Extensible Robotic Beamline Scientist
In serviceAdaptive motion planning stack for novel scientific experiments at National Synchrotron Light Source II
Project Overview
EROBS integrates Bluesky, the control software at many national laboratories, to enable control of Universal Robots at NSLS-II. Many research groups and scientists are acquiring robots but lack the expertise to control them with existing staff. EROBS provides a hardware-agnostic solution that saves time and resources for the facility while enabling advanced experimental automation.
Technical Challenges
Safety and Modularity
Ensuring compliance with beamline safety protocols while maintaining system security.

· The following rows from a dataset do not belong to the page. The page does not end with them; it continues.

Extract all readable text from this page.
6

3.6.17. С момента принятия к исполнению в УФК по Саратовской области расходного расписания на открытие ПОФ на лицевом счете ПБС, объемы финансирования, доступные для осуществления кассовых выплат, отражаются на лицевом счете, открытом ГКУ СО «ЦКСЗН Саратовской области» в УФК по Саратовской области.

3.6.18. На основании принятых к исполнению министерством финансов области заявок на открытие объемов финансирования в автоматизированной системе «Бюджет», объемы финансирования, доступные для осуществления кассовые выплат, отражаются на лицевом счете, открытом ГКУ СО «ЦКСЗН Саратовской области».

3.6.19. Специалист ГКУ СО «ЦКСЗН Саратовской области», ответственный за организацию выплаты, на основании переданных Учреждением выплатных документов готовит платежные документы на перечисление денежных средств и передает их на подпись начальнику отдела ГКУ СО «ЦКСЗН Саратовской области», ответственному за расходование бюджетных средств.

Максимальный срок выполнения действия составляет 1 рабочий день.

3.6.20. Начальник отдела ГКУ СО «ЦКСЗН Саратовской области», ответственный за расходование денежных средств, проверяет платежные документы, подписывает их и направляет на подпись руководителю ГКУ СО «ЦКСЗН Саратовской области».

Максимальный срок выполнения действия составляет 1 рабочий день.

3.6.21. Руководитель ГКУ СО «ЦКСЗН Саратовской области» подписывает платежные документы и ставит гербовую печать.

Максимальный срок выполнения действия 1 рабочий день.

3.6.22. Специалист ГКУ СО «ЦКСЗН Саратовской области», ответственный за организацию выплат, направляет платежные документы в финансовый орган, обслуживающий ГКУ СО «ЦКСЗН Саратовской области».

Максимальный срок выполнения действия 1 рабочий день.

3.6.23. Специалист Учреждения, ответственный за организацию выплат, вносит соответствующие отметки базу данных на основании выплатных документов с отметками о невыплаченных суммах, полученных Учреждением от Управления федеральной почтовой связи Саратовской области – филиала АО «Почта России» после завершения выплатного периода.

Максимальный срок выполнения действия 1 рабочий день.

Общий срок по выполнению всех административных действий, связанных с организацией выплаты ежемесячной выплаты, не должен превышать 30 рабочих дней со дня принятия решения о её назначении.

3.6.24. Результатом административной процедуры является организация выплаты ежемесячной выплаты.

Beamlines operate on isolated networks without unpatched systems, requiring Docker containerization for the EROBS stack and carefully managed cross-VM communication.
Dynamic Tool Changing
Enabling versatile end-effector capabilities for diverse experimental needs. Since beamline scans can take up to 40 minutes, EROBS supports one multipurpose robot with user-defined end effectors that can be automatically selected and loaded for specific tasks.
Results
Successfully deployed at CMS beamline with pilot program underway at FMX beamline. Proof-of-concept demonstrated automated hot plate X-ray scattering experiments, where the robot drops material samples onto pre-heated hot plates and immediately initiates data collection—capturing critical initial reaction phases impossible with manual handling while eliminating human exposure to active X-ray environments.
Demonstration
Technology Stack
ROS 2 Control Layer
- ROS 2 Humble containerized in Docker
- MoveIt motion planning pipeline
- OMPL path planning algorithms
- Dynamic URDF configuration loading
- Collision detection with environment obstacles
Integration Layer
- Custom master node orchestration
- Bluesky RunEngine integration
- Python service bridging
- RESTful API for plan execution
- Dynamic end-effector management
Infrastructure
- Docker containerization for isolation
- VM-based deployment architecture
- Cross-VM communication protocols
- Beamline safety compliance
- Secure network configuration
System Architecture
EROBS operates through a layered architecture that bridges Bluesky experimental control with ROS 2 robotic motion planning:
Master Node Orchestration
The custom master node dynamically instantiates different MoveIt configurations based on the selected end-effector. Pre-defined beamline environments are loaded as collision obstacles, ensuring safe motion planning around sensitive equipment.
Bluesky Integration
Bluesky RunEngine sends execution requests to the master server, which translates experimental plans into robot movements. Supported operations include Cartesian positioning, predefined waypoints, and automated gripper swaps with stack reconfiguration.
Dynamic Tool Management
When Bluesky requests a gripper change, the system automatically swaps the end-effector and restarts the MoveIt stack with the correct URDF configuration, maintaining accurate kinematic models throughout experiments.
Limitations
URDF Reconfiguration Overhead
The MoveIt stack loads the URDF (Unified Robot Description Format) as an immutable object at initialization. When changing end effectors, the robot description becomes inaccurate unless the URDF is updated. This requires restarting the entire MoveIt stack, which takes approximately 20 seconds and introduces significant delays in experimental workflows. This architectural constraint limits the practical frequency of tool changes during active experiments.
Project Impact
Successfully engineered an automated experimental workflow pipeline for hardware-agnostic Universal Robot control through Bluesky and ROS2, enabling advanced scientific automation at national laboratory beamlines.